More questions than answers, yet again.
Resources & related reads:
- Singkil Wikipedia page
- Center for Southeast Asian Studies at the Northern Illinois University, dances of Mindanao (southern region of the Philippines)
- Bayanihan Dance Company, “Voyage for Love” which includes singkil
- Bayanihan Dance Company, Philippines, “A national treasure” – short history of the cultural organization
- Pnoy and the city blog – Center for kulintang. Scroll down and follow the curriculum on the left for links on singkil and kulintang music.
Side note… The Singkil wiki notes the acculturation of the Ramayana poem to a monotheistic Islam frame, but this type of adaptation or repurposing of new belief systems to native ones also happens in Philippine culture with regard to Catholicism and ancestor worship. Not a new phenomenon but an interesting new manifestation of it.

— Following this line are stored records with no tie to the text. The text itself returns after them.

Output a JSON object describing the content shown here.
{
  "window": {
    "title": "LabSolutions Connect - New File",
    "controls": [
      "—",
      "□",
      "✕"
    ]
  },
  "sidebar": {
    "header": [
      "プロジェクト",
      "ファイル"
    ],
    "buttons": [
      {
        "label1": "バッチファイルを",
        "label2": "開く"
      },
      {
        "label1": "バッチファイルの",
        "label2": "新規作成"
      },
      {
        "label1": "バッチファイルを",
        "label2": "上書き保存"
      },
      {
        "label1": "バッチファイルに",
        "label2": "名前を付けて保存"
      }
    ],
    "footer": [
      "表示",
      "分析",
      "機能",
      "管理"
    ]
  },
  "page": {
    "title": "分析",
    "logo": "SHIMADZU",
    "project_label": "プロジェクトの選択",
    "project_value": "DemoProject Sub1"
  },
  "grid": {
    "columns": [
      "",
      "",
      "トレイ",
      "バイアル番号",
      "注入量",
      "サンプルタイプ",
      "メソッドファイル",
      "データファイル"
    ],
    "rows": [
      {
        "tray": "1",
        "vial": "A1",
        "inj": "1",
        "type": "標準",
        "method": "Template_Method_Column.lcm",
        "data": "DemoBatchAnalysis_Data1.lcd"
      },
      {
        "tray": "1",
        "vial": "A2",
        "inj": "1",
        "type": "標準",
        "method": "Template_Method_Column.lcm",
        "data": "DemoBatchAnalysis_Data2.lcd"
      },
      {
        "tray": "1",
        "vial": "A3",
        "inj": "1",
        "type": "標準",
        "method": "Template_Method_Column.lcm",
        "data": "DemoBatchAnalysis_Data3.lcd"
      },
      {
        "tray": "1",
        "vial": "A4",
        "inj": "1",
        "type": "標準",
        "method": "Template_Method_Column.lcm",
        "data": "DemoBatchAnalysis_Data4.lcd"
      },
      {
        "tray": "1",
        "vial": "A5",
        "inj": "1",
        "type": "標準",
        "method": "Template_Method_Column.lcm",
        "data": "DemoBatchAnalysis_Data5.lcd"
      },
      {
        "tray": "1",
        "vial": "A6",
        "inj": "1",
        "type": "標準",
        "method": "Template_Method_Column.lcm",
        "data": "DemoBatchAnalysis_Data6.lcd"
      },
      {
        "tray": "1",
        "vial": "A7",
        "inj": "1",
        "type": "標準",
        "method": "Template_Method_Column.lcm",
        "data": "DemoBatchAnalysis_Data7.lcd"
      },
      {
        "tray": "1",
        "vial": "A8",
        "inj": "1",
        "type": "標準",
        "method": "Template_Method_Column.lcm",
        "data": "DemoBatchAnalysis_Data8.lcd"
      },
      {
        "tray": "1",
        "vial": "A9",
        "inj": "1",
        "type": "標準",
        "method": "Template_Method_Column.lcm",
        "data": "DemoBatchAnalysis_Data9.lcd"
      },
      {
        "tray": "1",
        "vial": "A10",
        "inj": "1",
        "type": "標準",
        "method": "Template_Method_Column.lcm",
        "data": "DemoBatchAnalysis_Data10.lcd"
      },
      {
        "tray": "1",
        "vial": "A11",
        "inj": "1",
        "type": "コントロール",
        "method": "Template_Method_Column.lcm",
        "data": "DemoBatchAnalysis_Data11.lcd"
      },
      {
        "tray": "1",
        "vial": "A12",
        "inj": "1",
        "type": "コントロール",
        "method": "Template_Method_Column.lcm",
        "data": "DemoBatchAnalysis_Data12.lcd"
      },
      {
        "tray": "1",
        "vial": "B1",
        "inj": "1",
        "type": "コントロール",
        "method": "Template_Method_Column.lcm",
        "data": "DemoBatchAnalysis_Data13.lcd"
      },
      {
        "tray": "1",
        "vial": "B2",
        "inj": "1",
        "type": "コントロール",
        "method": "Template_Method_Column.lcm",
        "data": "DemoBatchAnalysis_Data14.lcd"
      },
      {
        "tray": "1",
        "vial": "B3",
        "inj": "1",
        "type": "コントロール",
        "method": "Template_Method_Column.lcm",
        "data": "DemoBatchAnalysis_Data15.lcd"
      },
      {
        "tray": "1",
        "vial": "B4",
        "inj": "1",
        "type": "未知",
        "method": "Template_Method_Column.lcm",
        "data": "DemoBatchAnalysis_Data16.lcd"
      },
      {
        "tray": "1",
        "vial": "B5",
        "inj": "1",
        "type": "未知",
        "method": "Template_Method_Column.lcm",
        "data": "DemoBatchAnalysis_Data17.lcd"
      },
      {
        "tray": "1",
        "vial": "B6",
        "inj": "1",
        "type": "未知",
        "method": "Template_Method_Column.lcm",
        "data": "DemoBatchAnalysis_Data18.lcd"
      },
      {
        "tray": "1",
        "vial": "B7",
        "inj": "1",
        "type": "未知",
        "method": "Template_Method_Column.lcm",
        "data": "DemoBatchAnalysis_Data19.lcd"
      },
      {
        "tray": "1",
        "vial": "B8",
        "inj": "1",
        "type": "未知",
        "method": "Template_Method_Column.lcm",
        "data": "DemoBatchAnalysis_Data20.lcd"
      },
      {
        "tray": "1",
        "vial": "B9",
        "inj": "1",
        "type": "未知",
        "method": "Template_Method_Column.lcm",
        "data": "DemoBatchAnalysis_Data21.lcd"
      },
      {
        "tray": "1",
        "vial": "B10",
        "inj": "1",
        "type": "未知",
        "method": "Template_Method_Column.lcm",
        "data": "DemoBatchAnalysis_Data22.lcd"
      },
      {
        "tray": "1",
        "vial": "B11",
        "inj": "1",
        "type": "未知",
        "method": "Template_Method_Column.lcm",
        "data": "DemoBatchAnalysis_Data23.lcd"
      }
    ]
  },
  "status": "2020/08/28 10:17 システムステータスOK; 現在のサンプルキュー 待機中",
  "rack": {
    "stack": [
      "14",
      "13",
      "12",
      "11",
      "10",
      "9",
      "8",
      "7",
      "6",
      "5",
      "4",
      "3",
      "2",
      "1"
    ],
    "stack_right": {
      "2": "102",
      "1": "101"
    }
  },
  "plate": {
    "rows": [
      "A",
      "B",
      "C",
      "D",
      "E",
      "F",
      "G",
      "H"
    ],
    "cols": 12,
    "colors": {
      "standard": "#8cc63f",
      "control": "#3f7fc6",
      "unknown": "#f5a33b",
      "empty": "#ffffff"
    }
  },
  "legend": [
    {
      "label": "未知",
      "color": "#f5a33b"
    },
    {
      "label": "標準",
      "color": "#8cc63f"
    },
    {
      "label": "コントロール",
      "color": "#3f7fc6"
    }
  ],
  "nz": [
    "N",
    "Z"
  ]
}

The Bayanihan version attempts to blatantly exposit the story as per Western conventions, and re-tells the Darangen. The dance itself narrates a scene where Putri Gandingan escapes her abductor, the demon king Lawana, and is lost in the forests of Alangka. She is finally found by another person, but the Darangen and the Ramayana differ as to the identity of this person: the former recounts that Rajah Bantugan found her, while the latter states that it was the god Hanuman who found Sita on Rama’s behest. The modification of this detail possibly suggests acculturation, where the monistic, Hindu aspects of the narrative were edited to conform with the monotheistic beliefs of Islam.